First, decide how loud you want phone calls to be. In Settings > Sounds & Haptics, look at the top of the page for the main Ringtone slider. This controls your incoming call volume and can also still act as a master volume if you keep the linked options enabled. Move the slider right to make calls louder or left to make them quieter while you experiment with notification and alarm settings below. If you keep your phone on silent often but worry about missing calls, you can raise this slider while later lowering alert sounds. As PCMag notes, iOS 27 keeps this ringtone control in its familiar place so existing users do not need to relearn the basics; the changes appear in the new sections underneath.

Create a separate alarm and timer volume

To give alarms their own loudness, stay in Settings > Sounds & Haptics and scroll to Alarms and Timers. Turn off Match Ringtone Volume. This unlocks an independent slider below. Move this slider to choose how forceful you want standard alarms and timers to sound. Lifehacker points out that sliding all the way left makes alarms much quieter but does not mute them entirely, so you still get an audible alert. PCMag adds an important detail: this Alarms and Timers slider does not control the Sleep Schedule or Wake Up alarm set through the Health app. Those Wake Up alarms already have a separate volume inside the Clock app under Alarms, where you tap Change under Sleep/Wake Up and then adjust the Sound & Haptics slider specifically for your morning alarm.

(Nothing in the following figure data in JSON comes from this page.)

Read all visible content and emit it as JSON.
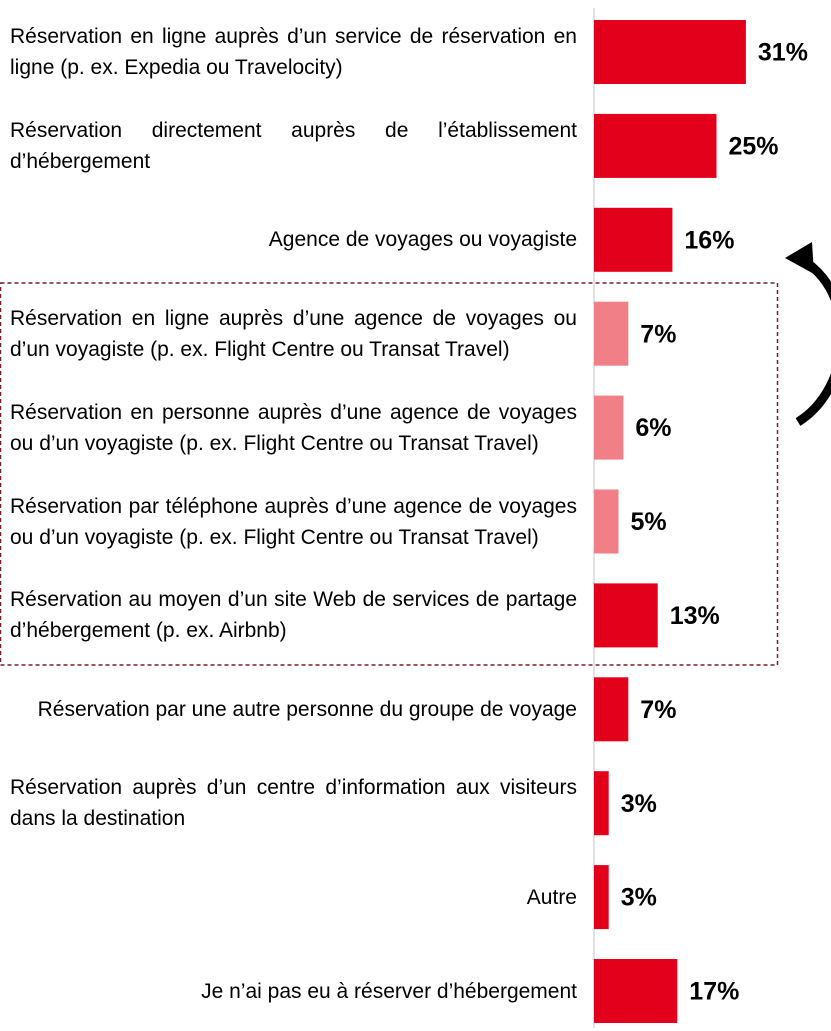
{
  "chart_data": {
    "type": "barh",
    "categories": [
      "Réservation en ligne auprès d’un service de réservation en ligne (p. ex. Expedia ou Travelocity)",
      "Réservation directement auprès de l’établissement d’hébergement",
      "Agence de voyages ou voyagiste",
      "Réservation en ligne auprès d’une agence de voyages ou d’un voyagiste (p. ex. Flight Centre ou Transat Travel)",
      "Réservation en personne auprès d’une agence de voyages ou d’un voyagiste (p. ex. Flight Centre ou Transat Travel)",
      "Réservation par téléphone auprès d’une agence de voyages ou d’un voyagiste (p. ex. Flight Centre ou Transat Travel)",
      "Réservation au moyen d’un site Web de services de partage d’hébergement (p. ex. Airbnb)",
      "Réservation par une autre personne du groupe de voyage",
      "Réservation auprès d’un centre d’information aux visiteurs dans la destination",
      "Autre",
      "Je n’ai pas eu à réserver d’hébergement"
    ],
    "values": [
      31,
      25,
      16,
      7,
      6,
      5,
      13,
      7,
      3,
      3,
      17
    ],
    "value_labels": [
      "31%",
      "25%",
      "16%",
      "7%",
      "6%",
      "5%",
      "13%",
      "7%",
      "3%",
      "3%",
      "17%"
    ],
    "colors": [
      "#e2001a",
      "#e2001a",
      "#e2001a",
      "#f07f87",
      "#f07f87",
      "#f07f87",
      "#e2001a",
      "#e2001a",
      "#e2001a",
      "#e2001a",
      "#e2001a"
    ]
  }
}
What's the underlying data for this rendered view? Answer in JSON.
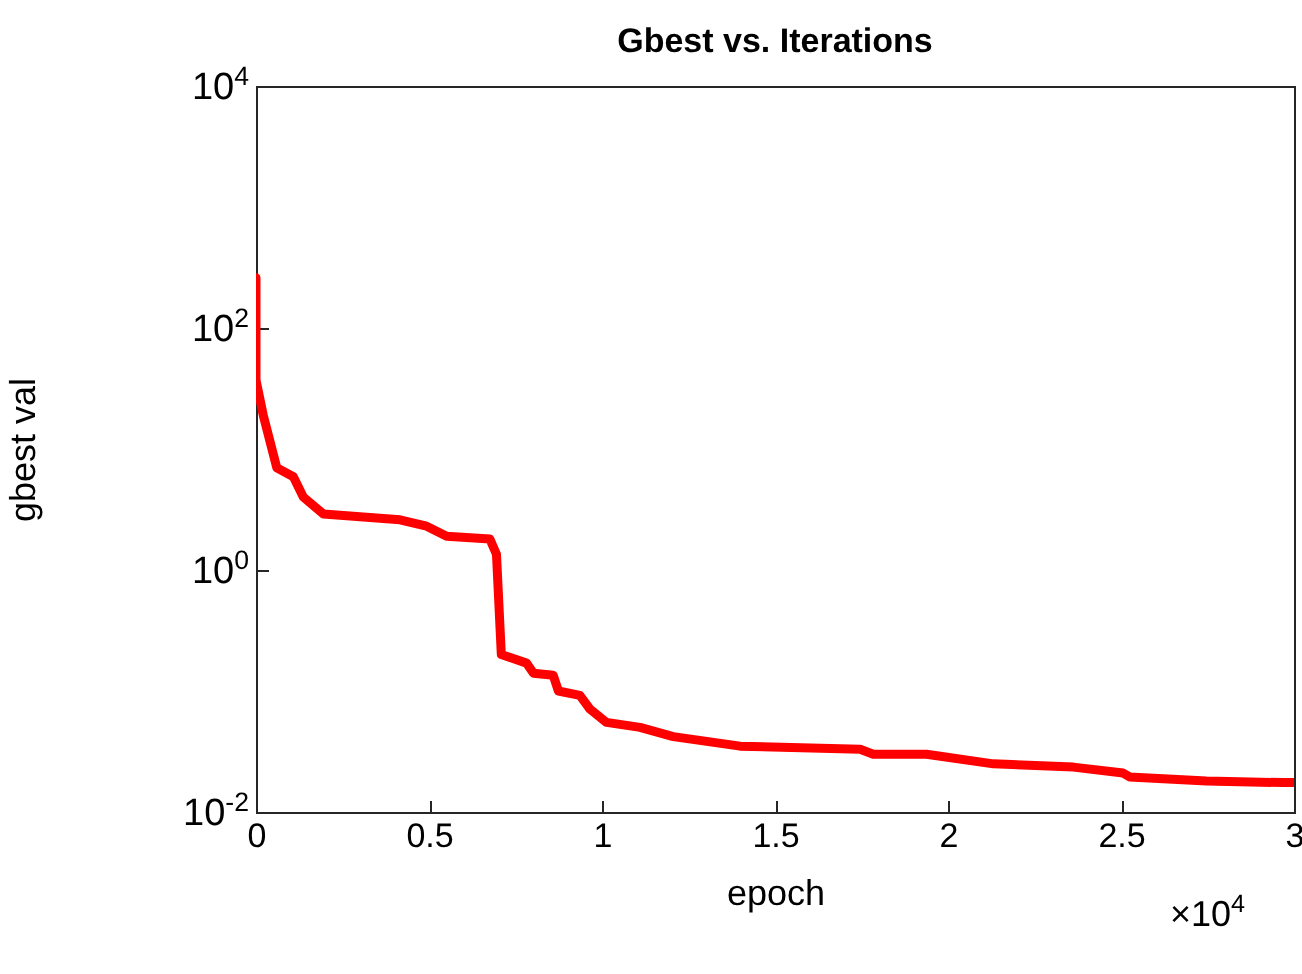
{
  "chart_data": {
    "type": "line",
    "title": "Gbest vs. Iterations",
    "xlabel": "epoch",
    "ylabel": "gbest val",
    "x": [
      0,
      0,
      0.021,
      0.06,
      0.108,
      0.137,
      0.195,
      0.416,
      0.493,
      0.551,
      0.676,
      0.695,
      0.709,
      0.782,
      0.802,
      0.859,
      0.874,
      0.936,
      0.965,
      1.013,
      1.11,
      1.206,
      1.399,
      1.746,
      1.784,
      1.938,
      2.131,
      2.362,
      2.506,
      2.525,
      2.747,
      2.968,
      3
    ],
    "series": [
      {
        "color": "#ff0000",
        "values": [
          260,
          37,
          19,
          7,
          5.9,
          4,
          2.9,
          2.6,
          2.3,
          1.9,
          1.8,
          1.35,
          0.2,
          0.17,
          0.14,
          0.135,
          0.1,
          0.092,
          0.071,
          0.055,
          0.05,
          0.042,
          0.035,
          0.033,
          0.03,
          0.03,
          0.025,
          0.0235,
          0.021,
          0.0195,
          0.018,
          0.0175,
          0.0175
        ]
      }
    ],
    "log": "y",
    "xlim": [
      0,
      3
    ],
    "ylim": [
      0.01,
      10000
    ],
    "xticks": [
      0,
      0.5,
      1,
      1.5,
      2,
      2.5,
      3
    ],
    "yticks": [
      {
        "value": 0.01,
        "label": "10$^{-2}$"
      },
      {
        "value": 1,
        "label": "10$^{0}$"
      },
      {
        "value": 100,
        "label": "10$^{2}$"
      },
      {
        "value": 10000,
        "label": "10$^{4}$"
      }
    ],
    "annotations": [
      "×10$^{4}$"
    ],
    "grid": false,
    "legend": false,
    "marker": "none",
    "line_style": "solid"
  }
}
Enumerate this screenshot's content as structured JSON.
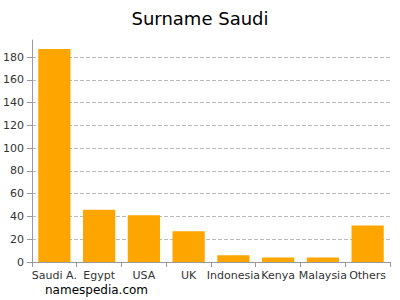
{
  "chart_data": {
    "type": "bar",
    "title": "Surname Saudi",
    "categories": [
      "Saudi A.",
      "Egypt",
      "USA",
      "UK",
      "Indonesia",
      "Kenya",
      "Malaysia",
      "Others"
    ],
    "values": [
      187,
      46,
      41,
      27,
      6,
      4,
      4,
      32
    ],
    "color": "#ffa500",
    "ylim": [
      0,
      195
    ],
    "yticks": [
      0,
      20,
      40,
      60,
      80,
      100,
      120,
      140,
      160,
      180
    ],
    "grid": true,
    "annotations": [
      "namespedia.com"
    ]
  }
}
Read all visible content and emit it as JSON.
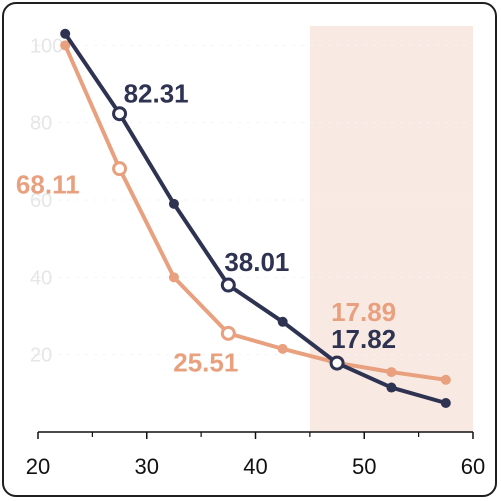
{
  "chart_data": {
    "type": "line",
    "xlim": [
      20,
      60
    ],
    "ylim": [
      0,
      105
    ],
    "x_ticks": [
      20,
      30,
      40,
      50,
      60
    ],
    "x_minor_ticks": [
      25,
      35,
      45,
      55
    ],
    "y_ticks": [
      20,
      40,
      60,
      80,
      100
    ],
    "grid": false,
    "highlight_range": [
      45,
      60
    ],
    "series": [
      {
        "color": "#2f3352",
        "x": [
          22.5,
          27.5,
          32.5,
          37.5,
          42.5,
          47.5,
          52.5,
          57.5
        ],
        "values": [
          103,
          82.31,
          59,
          38.01,
          28.5,
          17.82,
          11.5,
          7.5
        ],
        "labeled": [
          {
            "index": 1,
            "text": "82.31"
          },
          {
            "index": 3,
            "text": "38.01"
          },
          {
            "index": 5,
            "text": "17.82"
          }
        ]
      },
      {
        "color": "#e8a07e",
        "x": [
          22.5,
          27.5,
          32.5,
          37.5,
          42.5,
          47.5,
          52.5,
          57.5
        ],
        "values": [
          100,
          68.11,
          40,
          25.51,
          21.5,
          17.89,
          15.5,
          13.5
        ],
        "labeled": [
          {
            "index": 1,
            "text": "68.11"
          },
          {
            "index": 3,
            "text": "25.51"
          },
          {
            "index": 5,
            "text": "17.89"
          }
        ]
      }
    ],
    "colors": {
      "highlight": "#f8e9e3",
      "axis": "#111111",
      "ytick": "#e6e6e6"
    }
  }
}
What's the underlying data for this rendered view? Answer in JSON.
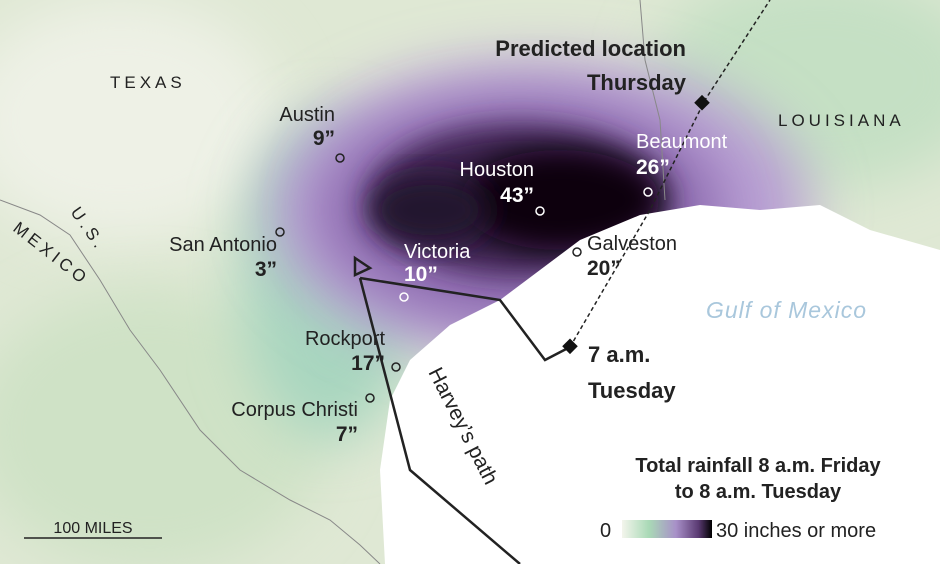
{
  "regions": {
    "texas": "TEXAS",
    "louisiana": "LOUISIANA",
    "mexico": "MEXICO",
    "us": "U.S.",
    "gulf": "Gulf of Mexico"
  },
  "cities": [
    {
      "name": "Austin",
      "rain": "9”"
    },
    {
      "name": "San Antonio",
      "rain": "3”"
    },
    {
      "name": "Houston",
      "rain": "43”"
    },
    {
      "name": "Beaumont",
      "rain": "26”"
    },
    {
      "name": "Victoria",
      "rain": "10”"
    },
    {
      "name": "Galveston",
      "rain": "20”"
    },
    {
      "name": "Rockport",
      "rain": "17”"
    },
    {
      "name": "Corpus Christi",
      "rain": "7”"
    }
  ],
  "annotations": {
    "predicted": "Predicted location",
    "predicted_day": "Thursday",
    "tuesday_time": "7 a.m.",
    "tuesday_day": "Tuesday",
    "path": "Harvey’s path"
  },
  "legend": {
    "title_line1": "Total rainfall 8 a.m. Friday",
    "title_line2": "to 8 a.m. Tuesday",
    "min": "0",
    "max": "30 inches or more"
  },
  "scale": "100 MILES"
}
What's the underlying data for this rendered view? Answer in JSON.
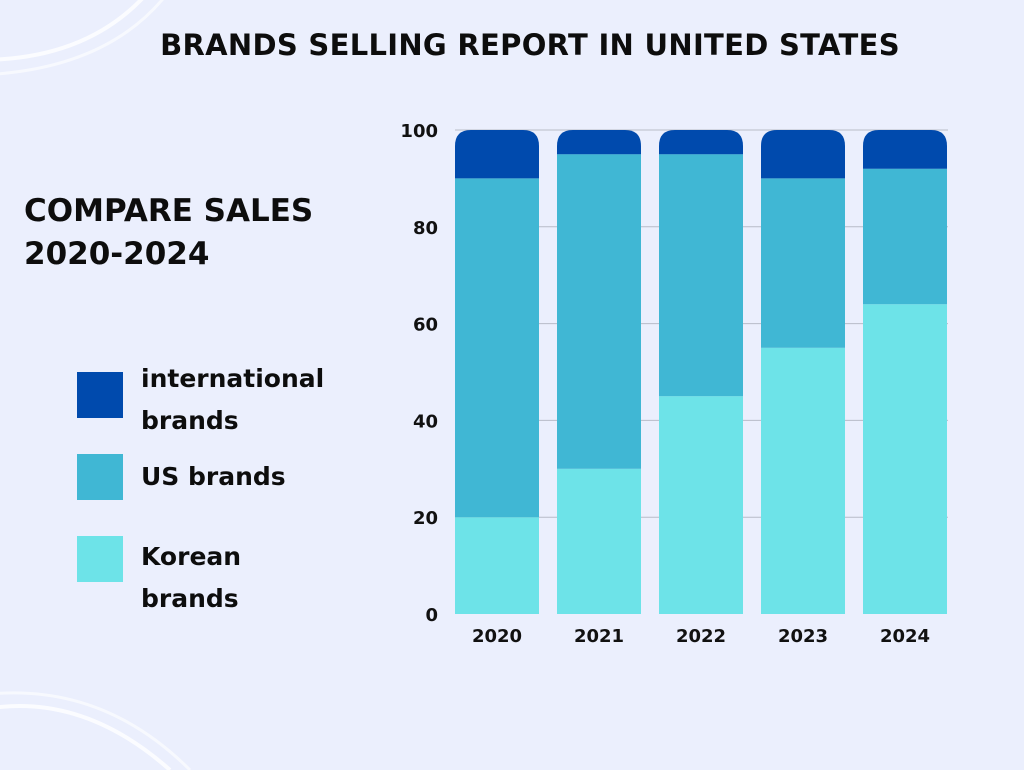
{
  "title": "BRANDS SELLING REPORT IN UNITED STATES",
  "subtitle_lines": [
    "COMPARE SALES",
    "2020-2024"
  ],
  "colors": {
    "background": "#ebeffd",
    "international": "#004aad",
    "us": "#40b7d4",
    "korean": "#6de3e8",
    "grid": "#b8bcc8"
  },
  "chart_data": {
    "type": "bar",
    "stacked": true,
    "categories": [
      "2020",
      "2021",
      "2022",
      "2023",
      "2024"
    ],
    "series": [
      {
        "name": "Korean brands",
        "color": "#6de3e8",
        "values": [
          20,
          30,
          45,
          55,
          64
        ]
      },
      {
        "name": "US brands",
        "color": "#40b7d4",
        "values": [
          70,
          65,
          50,
          35,
          28
        ]
      },
      {
        "name": "international brands",
        "color": "#004aad",
        "values": [
          10,
          5,
          5,
          10,
          8
        ]
      }
    ],
    "ylim": [
      0,
      100
    ],
    "yticks": [
      "0",
      "20",
      "40",
      "60",
      "80",
      "100"
    ],
    "grid": true,
    "legend_placement": "left"
  },
  "legend": [
    {
      "label_lines": [
        "international",
        "brands"
      ],
      "color": "#004aad"
    },
    {
      "label_lines": [
        "US brands"
      ],
      "color": "#40b7d4"
    },
    {
      "label_lines": [
        "Korean",
        "brands"
      ],
      "color": "#6de3e8"
    }
  ]
}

Fine‑tune alerts and notifications without muting calls

Finally, you can tame chatty apps without affecting calls. In Settings > Sounds & Haptics, find the Alerts and System Sounds section and disable Match Ringtone Volume. A new slider appears, giving you independent notification volume settings for system sounds and alerts. Slide left if messaging pings and app notifications are too loud, or slide right if you tend to miss incoming alerts. Mashable notes that this long‑desired iOS 27 volume control feature arrives after Android phones have offered separate controls for years, and it quietly solves the old limitation that tied notification sounds to ringtone volume. If you decide you still prefer one unified slider, you can simply turn Match Ringtone Volume back on and iOS will link those sounds again.